Approximately 85 percent of consumers globally made a purchase online in 2020.
In 2022, the worldwide turnover of electronic commerce will exceed five thousand billion euros.
Social networks have become the preferred tool for many people to carry out various activities, but just as they can help us, there are many dangers and dark things for humanity in them. The case of a Pennsylvania man, United States, is being investigated by the FBI for having a Facebook profile where he offered stolen human remains.
According to data from a Morgan Stanley studyInternet sales have increased in recent years, especially due to the Covid-19 pandemic, making e-commerce one of the world leaders in commerce.
Given these data, many social networks have joined the e-commerce trend, where in 2016, Mark Zuckerberg launched Facebook Marketplace, a space dedicated to users of the digital platform buying and selling items directly through the social network. . According to company data, Facebook Marketplace recorded more than one billion monthly global users in the first quarter of 2021.
The case
A Pennsylvania man, identified as Jeremy Lee Pauley, 40, is being investigated on charges of abusing a corpse and receiving stolen human parts, according to US media.
The man was reportedly detained by authorities when they found him trying to purchase human remains of an Arkansas woman that had been stolen from the University of Arkansas.
After the arrest, the authorities found that Pauley managed a Facebook page where he sold what he called “strange products”, so the authorities are investigating whether he had already bought stolen human remains through the social network in the past.

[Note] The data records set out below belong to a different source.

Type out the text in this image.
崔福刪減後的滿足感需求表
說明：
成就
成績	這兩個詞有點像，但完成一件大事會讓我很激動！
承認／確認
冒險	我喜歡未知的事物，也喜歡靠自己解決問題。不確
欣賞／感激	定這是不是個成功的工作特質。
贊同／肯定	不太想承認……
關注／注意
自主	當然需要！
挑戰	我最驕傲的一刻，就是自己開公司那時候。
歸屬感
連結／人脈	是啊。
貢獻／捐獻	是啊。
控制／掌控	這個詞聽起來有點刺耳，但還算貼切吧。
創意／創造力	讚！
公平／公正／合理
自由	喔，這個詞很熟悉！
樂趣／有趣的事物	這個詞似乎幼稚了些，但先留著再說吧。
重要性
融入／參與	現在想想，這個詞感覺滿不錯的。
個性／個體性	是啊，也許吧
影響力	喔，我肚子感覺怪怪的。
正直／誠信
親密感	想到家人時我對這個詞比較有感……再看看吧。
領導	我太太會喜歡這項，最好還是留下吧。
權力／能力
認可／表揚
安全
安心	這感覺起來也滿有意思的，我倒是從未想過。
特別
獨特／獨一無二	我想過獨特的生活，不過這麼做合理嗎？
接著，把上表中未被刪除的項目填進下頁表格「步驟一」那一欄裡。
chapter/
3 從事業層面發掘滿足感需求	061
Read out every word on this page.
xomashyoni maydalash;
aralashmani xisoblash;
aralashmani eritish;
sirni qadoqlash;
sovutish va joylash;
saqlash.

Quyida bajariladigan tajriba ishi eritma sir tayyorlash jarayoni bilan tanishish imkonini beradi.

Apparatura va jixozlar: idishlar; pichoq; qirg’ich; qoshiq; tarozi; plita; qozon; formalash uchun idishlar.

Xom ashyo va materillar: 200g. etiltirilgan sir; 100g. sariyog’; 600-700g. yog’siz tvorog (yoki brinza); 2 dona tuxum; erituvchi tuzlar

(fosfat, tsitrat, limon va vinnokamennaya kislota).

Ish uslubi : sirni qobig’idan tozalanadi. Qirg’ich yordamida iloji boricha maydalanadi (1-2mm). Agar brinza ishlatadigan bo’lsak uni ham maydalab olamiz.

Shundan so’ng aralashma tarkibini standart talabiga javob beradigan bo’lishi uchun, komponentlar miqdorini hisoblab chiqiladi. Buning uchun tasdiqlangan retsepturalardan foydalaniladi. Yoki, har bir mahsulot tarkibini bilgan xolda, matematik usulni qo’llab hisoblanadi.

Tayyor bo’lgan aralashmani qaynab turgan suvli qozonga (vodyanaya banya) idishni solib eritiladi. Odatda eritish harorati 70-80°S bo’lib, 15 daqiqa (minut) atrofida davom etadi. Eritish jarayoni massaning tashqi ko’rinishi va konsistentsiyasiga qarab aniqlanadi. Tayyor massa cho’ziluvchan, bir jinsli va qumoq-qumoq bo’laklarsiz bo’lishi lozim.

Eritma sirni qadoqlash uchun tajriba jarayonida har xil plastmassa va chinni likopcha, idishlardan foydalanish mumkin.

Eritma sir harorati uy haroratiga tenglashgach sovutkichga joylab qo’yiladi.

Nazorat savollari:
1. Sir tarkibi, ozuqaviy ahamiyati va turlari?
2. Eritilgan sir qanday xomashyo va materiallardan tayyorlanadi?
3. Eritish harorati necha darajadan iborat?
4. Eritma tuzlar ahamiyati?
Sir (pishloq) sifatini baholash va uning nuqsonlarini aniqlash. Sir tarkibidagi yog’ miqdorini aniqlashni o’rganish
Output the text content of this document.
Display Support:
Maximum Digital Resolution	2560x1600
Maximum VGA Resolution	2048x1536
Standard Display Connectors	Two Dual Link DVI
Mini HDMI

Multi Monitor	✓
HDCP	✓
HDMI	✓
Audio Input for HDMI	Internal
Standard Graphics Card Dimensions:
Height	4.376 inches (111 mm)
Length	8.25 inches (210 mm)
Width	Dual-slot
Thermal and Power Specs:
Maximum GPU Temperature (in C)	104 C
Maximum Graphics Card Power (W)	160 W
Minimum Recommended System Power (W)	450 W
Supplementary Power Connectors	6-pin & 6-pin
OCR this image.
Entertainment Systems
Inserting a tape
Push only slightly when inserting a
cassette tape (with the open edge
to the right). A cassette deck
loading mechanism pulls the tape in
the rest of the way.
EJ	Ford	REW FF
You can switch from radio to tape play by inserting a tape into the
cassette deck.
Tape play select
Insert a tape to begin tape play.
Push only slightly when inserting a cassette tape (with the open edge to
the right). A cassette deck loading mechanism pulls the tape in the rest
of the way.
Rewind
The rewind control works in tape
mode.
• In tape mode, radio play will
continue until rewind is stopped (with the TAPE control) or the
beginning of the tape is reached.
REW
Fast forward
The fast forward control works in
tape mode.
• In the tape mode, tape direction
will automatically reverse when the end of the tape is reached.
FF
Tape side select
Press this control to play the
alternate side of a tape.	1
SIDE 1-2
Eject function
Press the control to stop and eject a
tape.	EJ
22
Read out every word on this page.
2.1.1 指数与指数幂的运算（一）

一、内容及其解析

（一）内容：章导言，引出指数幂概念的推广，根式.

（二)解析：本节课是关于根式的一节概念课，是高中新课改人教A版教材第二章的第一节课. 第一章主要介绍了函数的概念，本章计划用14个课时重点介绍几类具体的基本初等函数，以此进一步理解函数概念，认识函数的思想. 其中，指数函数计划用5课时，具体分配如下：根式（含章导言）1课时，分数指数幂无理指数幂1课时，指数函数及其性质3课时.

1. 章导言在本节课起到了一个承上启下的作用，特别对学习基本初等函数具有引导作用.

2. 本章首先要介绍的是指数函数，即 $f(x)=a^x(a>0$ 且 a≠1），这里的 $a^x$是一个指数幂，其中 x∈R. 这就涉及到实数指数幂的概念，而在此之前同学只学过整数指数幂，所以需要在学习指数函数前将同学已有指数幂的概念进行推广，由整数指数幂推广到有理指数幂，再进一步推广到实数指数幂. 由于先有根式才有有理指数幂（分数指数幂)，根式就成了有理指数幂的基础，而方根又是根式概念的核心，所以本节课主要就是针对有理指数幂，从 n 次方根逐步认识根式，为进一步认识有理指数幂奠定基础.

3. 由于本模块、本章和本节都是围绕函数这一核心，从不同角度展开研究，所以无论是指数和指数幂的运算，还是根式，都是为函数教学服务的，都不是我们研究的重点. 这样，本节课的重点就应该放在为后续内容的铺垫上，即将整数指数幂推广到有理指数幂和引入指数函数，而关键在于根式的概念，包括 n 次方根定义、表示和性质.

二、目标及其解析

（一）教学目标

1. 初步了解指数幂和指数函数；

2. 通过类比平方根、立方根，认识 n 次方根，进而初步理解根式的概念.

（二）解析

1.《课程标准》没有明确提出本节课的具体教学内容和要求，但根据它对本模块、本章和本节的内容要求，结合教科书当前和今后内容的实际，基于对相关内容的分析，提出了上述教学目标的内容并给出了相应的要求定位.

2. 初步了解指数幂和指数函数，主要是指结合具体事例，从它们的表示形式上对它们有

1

From the University of Arkansas School of Science and Medicine, in Little Rock, they confirmed that the remains in question were part of a donation that was supposed to reach their laboratories. Instead of reaching the University, an employee of the central morgue in Arkansas sold the human remains, for which the FBI has opened a federal investigation.
“We are very respectful of those who donate their bodies to support scientific research. It is devastating to us to think that something like this could have happened,” said Leslie Taylor, a spokeswoman for the University of Arkansas.
For its part, the police of the town of East Pennsboro, Pennsylvania, announced the arrest of Pauley in the last few hours, who is free awaiting his first hearing that will be next Thursday, since he paid a bail of 50 thousand dollars.
Also, the media report indicates that the police found that Pauley managed a Facebook page in which he had several photos of bags full of bones in which he wrote things like “medical bones to review.” According to the description of the page, there they sold “strange products, unusual things, objects for entertainment and much more. Strange, curious and unique in every way possible.”
Sean McCormack, Cumberland County Prosecutor in Pennsylvania, explained that “you think you saw everything and then something like this happens. The question we have to ask ourselves is whether the sale of human remains is legal or illegal. Interestingly, some of these things are legal. But as we went through this investigation, we found that a lot of what was going on here was illegal.”
Faced with these accusations, Pauley defended himself by saying that the human remains he was buying were legal transactions. For example, a skull that she offered on her page for sale had been legally purchased from a morgue.
This case draws a lot of attention, since it is not the first time that this type of sales has been reported on social networks such as Facebook. Let us remember the case of a journalist who warned that people and Facebook users were using the virtual e-commerce platform, allegedly, to sell kidneys in some regions of Venezuela, causing the news to become vital and the government of that country to arrest those responsible.
In this sense, social networks can be a great tool, but they do not have control over what is published on them and if it is good or bad.